Cabiria (1914)

Written by Filipe Manuel Neto on January 22, 2020

Um dos primeiros grandes sucessos do cinema italiano.

Este filme, uma obra-prima do cinema mudo europeu, é um clássico do cinema italiano. Lançado em 1914, às portas da Primeira Guerra Mundial, é um épico ambientado no período da Roma Antiga e mostra a última das Guerras Púnicas entre Roma e Cartago.

A acção é simples: Cabiria é uma criança quando a sua casa na Sicília é destruída por uma erupção do Monte Etna. Após várias peripécias, a menina é vendida em Cartago ao sacerdote do templo de Moloch, um deus a quem os cartagineses sacrificavam crianças. Salva da morte por um espião romano, acaba entregue a Sofonisba, filha do general cartaginês Asdrúbal, que a cria como escrava. Só a conquista da cidade pelos romanos e a morte de Sofonisba irão permitir a libertação final de Cabiria.

O filme é excelente. Tendo em conta a época, foi um avanço na técnica cinematográfica, com a construção de grandiosos cenários à escala e o aprimoramento de um sentimento épico que anteriormente já se ensaiara em "Quo Vadis" (1913). Dirigido por Giovanni Pastrone e com roteiro do poeta Gabriele d'Annunzio, o filme contou com mais de seis mil figurantes, foi filmado em vários países e custou uma verdadeira fortuna para a época. A música que acompanha o filme, composta por Ildebrando Pizzetti, contém melodias de ópera bastante reconhecíveis. Mas valeu a pena. O filme foi um sucesso, foi mesmo o primeiro a ser exibido oficialmente na Casa Branca.

O filme usou elementos de luz e som inovadores para a época, e também teve um avançado trabalho de montagem e pós-produção. O filme teria, originalmente, a duração de cerca de três horas, mas a versão que eu vi tem metade desse tempo, o que me faz pensar onde podem estar os metros de película que não vi.

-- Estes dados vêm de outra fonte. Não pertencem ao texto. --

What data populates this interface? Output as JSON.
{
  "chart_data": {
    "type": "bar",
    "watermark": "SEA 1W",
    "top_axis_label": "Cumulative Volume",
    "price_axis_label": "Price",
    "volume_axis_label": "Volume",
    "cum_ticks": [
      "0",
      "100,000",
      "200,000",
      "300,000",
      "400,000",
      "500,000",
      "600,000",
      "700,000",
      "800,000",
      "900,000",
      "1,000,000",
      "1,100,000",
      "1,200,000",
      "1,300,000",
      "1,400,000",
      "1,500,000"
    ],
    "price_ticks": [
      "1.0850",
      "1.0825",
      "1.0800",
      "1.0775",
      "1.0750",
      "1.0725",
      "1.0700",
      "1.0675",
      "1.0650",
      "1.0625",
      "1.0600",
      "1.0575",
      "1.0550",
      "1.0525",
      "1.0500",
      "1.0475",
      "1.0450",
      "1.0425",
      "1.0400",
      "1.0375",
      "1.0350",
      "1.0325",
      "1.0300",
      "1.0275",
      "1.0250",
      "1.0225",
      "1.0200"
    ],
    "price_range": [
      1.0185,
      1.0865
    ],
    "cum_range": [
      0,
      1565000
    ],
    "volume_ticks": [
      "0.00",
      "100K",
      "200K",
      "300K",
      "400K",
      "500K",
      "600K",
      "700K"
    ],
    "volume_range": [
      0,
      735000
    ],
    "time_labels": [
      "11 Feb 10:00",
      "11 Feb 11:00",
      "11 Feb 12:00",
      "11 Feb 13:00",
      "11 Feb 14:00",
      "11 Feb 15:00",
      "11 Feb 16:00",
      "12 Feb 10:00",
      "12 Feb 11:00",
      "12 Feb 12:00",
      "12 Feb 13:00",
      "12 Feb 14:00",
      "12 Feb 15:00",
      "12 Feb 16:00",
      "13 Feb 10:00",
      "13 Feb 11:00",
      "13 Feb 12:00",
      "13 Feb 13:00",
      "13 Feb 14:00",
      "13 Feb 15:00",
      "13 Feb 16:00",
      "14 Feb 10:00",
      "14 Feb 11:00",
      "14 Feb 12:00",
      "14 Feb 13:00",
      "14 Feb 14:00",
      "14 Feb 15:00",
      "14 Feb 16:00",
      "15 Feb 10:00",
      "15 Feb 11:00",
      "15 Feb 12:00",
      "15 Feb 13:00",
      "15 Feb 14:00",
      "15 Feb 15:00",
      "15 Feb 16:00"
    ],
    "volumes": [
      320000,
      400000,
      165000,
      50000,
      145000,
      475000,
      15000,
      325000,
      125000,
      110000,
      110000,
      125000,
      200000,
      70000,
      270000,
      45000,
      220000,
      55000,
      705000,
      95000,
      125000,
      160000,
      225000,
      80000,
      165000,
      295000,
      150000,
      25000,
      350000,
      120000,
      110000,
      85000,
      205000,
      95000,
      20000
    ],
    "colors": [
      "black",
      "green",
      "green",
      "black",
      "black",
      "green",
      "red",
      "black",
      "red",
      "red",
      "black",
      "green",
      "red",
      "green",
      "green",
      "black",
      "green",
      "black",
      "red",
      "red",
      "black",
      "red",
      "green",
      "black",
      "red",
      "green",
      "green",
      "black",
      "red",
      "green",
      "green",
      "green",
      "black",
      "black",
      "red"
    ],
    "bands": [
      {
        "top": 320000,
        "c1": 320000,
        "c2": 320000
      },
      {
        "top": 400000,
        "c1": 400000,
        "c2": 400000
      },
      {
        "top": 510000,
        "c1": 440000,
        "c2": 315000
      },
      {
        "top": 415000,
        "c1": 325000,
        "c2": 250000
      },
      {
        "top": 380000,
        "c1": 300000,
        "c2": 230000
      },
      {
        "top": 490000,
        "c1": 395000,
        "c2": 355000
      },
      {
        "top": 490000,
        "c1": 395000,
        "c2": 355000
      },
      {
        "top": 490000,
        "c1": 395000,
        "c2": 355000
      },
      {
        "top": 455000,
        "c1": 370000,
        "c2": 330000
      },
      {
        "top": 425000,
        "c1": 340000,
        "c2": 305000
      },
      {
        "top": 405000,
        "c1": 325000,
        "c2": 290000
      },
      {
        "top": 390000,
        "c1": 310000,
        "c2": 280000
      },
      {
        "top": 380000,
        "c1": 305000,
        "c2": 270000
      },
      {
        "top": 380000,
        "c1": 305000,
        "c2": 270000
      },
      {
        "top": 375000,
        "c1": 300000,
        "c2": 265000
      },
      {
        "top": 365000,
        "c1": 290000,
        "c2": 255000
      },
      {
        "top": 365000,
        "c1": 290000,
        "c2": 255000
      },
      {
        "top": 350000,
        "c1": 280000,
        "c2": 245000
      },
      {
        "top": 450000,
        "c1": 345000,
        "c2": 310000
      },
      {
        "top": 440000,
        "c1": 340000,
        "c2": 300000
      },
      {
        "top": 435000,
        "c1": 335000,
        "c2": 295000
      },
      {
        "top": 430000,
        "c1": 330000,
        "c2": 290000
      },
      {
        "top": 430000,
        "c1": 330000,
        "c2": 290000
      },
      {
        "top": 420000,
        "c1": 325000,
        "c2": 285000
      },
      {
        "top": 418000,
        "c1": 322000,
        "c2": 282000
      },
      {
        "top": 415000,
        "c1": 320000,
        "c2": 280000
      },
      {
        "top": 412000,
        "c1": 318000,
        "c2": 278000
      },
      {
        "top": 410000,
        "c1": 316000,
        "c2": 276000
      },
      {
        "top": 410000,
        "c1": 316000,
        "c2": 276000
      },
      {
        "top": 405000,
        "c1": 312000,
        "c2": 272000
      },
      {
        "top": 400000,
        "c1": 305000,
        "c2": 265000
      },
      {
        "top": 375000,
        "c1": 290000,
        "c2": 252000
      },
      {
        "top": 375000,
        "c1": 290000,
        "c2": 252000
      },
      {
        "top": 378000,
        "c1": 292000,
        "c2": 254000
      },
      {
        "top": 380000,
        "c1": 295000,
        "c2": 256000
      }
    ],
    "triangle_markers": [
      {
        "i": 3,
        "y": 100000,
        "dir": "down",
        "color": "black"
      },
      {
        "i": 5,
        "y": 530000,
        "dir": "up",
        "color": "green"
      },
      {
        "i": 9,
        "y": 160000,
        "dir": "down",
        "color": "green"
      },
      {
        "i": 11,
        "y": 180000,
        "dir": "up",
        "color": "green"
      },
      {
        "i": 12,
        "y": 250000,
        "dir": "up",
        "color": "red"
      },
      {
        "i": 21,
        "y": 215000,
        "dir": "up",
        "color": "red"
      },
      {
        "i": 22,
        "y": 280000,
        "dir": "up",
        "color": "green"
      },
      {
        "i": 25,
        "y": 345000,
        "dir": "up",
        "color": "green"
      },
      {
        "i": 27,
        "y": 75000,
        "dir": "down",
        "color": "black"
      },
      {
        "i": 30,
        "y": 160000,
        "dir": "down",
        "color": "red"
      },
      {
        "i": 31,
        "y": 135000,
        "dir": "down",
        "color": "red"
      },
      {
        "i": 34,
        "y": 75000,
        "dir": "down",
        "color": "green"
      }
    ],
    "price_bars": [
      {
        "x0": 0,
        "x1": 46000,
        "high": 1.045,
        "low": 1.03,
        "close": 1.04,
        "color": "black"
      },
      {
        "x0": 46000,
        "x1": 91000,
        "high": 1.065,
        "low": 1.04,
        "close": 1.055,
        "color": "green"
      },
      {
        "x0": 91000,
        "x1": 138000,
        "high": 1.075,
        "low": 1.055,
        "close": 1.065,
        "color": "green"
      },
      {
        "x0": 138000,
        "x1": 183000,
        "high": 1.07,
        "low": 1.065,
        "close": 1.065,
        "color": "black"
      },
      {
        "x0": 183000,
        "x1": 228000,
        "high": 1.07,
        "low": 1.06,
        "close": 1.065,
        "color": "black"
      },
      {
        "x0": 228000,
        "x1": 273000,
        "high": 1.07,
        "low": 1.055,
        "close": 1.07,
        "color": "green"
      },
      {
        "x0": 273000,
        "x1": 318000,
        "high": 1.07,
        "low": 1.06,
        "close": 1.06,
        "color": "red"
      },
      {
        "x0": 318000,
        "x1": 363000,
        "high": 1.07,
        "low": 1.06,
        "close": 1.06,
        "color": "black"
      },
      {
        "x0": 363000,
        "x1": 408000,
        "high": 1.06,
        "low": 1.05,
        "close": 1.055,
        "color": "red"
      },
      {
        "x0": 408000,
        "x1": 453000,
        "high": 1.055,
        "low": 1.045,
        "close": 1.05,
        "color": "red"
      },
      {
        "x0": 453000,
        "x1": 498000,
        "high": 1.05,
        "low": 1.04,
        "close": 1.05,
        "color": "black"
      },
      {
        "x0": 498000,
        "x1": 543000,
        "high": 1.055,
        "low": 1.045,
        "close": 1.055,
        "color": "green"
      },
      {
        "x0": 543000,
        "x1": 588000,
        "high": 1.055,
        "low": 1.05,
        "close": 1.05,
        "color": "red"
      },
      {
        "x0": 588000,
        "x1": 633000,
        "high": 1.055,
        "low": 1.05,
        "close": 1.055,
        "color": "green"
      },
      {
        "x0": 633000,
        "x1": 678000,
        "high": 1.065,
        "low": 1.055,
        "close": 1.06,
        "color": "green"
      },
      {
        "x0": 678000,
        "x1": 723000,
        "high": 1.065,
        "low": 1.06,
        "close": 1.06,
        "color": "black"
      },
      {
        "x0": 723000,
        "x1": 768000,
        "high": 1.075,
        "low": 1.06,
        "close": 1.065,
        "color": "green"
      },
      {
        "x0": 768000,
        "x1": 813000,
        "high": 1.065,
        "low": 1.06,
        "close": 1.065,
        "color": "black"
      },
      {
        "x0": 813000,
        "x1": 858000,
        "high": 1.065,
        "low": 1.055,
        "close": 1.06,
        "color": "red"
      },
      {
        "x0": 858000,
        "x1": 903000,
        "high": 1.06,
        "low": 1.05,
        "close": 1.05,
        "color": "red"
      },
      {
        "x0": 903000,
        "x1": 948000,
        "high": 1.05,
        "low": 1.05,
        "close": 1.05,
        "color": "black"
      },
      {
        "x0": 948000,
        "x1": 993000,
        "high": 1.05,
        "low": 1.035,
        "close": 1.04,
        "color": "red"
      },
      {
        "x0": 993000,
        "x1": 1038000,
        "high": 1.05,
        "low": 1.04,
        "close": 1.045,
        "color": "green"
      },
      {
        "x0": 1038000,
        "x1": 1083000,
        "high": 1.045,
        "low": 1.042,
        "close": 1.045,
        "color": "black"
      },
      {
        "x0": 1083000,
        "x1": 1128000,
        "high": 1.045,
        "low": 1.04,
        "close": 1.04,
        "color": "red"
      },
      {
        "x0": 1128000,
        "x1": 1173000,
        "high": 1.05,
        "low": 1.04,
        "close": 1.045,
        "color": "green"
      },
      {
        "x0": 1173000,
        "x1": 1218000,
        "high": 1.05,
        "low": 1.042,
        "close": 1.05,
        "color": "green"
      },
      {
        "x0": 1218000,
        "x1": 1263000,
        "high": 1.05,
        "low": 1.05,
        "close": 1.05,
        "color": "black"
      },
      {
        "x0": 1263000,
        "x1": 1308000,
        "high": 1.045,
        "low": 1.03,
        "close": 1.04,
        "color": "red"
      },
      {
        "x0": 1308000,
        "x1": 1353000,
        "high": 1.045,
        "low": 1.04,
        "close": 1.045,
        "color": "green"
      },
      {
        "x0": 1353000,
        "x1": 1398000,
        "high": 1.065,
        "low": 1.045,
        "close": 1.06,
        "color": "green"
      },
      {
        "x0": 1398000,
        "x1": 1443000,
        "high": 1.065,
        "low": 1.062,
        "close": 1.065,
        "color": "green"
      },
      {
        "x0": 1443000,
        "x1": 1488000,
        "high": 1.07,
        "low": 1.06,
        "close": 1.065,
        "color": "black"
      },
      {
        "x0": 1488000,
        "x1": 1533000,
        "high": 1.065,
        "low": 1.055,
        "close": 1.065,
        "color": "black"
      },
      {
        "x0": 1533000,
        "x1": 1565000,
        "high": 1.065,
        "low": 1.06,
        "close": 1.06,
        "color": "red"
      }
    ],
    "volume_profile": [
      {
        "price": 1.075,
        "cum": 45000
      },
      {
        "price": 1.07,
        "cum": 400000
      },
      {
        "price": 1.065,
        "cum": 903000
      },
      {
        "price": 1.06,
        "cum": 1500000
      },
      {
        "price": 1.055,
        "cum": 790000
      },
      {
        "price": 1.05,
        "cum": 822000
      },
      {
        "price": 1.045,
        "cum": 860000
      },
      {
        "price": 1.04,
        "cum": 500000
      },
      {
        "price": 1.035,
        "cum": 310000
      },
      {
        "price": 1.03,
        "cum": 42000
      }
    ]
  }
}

Já vi alguns críticos sustentarem que este filme é uma espécie de justificação para a invasão italiana da Líbia, ocorrida anos antes, em 1911. Porém, discordo desta opinião. De facto, é no Norte de África que decorre a maior parte da acção do filme, e é evidente que os romanos são os bonzinhos e os cartagineses os malvados. Até aqui, estou de acordo. Mas o filme nunca reclama aquela terra para Roma historicamente, limita-se a apresentar as Guerras Púnicas e inserir a história de Cabiria nesse contexto. Não há neste filme nenhum ponto onde possamos dizer que Itália tem direitos históricos sobre aquelas terras em África. Por outro lado, se considerarmos o tom heróico e épico, que se sente nesta e noutras produções cinematográficas da época, e a tónica acentuadamente nacionalista, podemos ver neste filme não uma justificação do que quer que seja, mas uma amostra de como o povo italiano, naquele momento, se sentia. Tinham acabado de conquistar terras em África, eram uma das potências emergentes na Europa, estavam prestes a entrar numa grande guerra mundial mas sentiam-se capazes de a vencer. Sentiam-se os maiores. O filme mostra isso muito bem.